Over the years, I have come across poetry that was so hard to understand that I needed a dictionary handy just to get through it. Whether it was poetry written by intellectuals, or someone writing with a thesaurus, trying to find the most difficult of words to describe something, I don’t know. I have written poetry my whole life, but it was never difficult to understand. Words came to my mind and flowed out through my fingers onto paper. I didn’t seek out the most difficult words I could find, but words that just came out of me. There has to be a place in the world, for plain old simple styled poetry. I have to say that the other day I posted a poem on a Facebook Group posting for authors, and I got a comment back by one of the authors that really pissed me off.
Her: “Are you writing poetry for yourself, or to be published? Poetry is a gorgeous, complicated world, but tender writer beware.

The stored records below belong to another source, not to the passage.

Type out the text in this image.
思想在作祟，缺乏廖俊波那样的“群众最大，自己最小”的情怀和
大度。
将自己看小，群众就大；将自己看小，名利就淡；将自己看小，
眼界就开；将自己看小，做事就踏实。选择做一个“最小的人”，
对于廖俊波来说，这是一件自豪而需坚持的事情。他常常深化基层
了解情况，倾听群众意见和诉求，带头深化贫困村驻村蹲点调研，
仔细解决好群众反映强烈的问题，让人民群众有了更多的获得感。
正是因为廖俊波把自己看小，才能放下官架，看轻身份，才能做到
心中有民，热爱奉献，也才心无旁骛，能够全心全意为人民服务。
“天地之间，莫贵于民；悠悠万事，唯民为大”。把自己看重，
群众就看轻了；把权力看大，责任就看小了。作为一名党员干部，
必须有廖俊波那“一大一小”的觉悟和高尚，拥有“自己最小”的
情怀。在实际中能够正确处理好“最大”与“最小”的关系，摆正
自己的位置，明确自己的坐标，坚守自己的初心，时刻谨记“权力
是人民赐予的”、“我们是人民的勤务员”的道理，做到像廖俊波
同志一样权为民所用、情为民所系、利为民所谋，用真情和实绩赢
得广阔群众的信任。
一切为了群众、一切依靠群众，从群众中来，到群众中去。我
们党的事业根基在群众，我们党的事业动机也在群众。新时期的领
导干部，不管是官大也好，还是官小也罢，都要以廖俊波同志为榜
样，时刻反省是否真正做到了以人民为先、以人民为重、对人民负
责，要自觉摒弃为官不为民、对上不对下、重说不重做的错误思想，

There’s a LOT to it.”
Me: “I don’t aspire to be a poet, although I write poems. There’s a lot of difference between poetry written by the common man and someone who has been afforded the good fortune of going to an ivy league college for instance. There is poetry out there that is supposed to be awesome, that I need a dictionary to decipher and to be honest, I just am not that interested. I would much rather know what the common man has to say and be able to understand it easily.”
Her: “Great poetry has nothing to do with an ivy league education, and everything to do with an obsession with words put together in fascinating ways, steeped in long tradition.”
Me: “Possibly so, but if a normal person can’t read it, what’s the point?” …there are a lot of different types of poetry, just as there are a lot different types of writers and readers. I just don’t think simple poetry should be discounted in any way.
Her: “Simple is not easy, and is worlds away from diary style thoughts dashed onto paper. Real poetry involves great deliberation and style. Careful, concise word choice. Since you have so little space to express your ideas, each word is much more important.”
Me: “I am no Shakespeare..nor aspire to be. I write what moves me.”
These comments made by one individual to me, made me feel highly defensive. Should one person’s way of writing be the same as another’s. Whose to say that something can’t just come to me in an instant and go down on paper and it couldn’t be fabulous. I don’t agree that writing a poem has to be a long and drawn out affair. Maybe I am wrong, but that is my opinion.
Here is the poem that I had posted, let me know your thoughts:
Center Stage
by Tina Douthat Marreez
When the music slows, it finds me center stage and all alone.
The spotlight encircles me and all at once my voice pierces the silence like a knife.
It is not me, but someone I have become.
I sway and trill and the audience is enraptured.
My voice carries as if for miles,
bringing chills to my own skin.
Rising and falling
High and clear
Faster and faster, to the final high note,
it leaves me breathless and the audience in applause.
For a brief second I am lost in the moment of glory.
Then the dancers burst forth from the curtains and move past me.
I can smell the heat of their bodies and they dance and sing.
The air around me is whirling.
It whips at my skirt and teases my hair.
As we hold hands preparing to take a bow,
I can feel perspiration wet between fingers.
It’s trickling down my back from the heat of the stage lights.
My heart is pounding and I feel truly alive for the first time.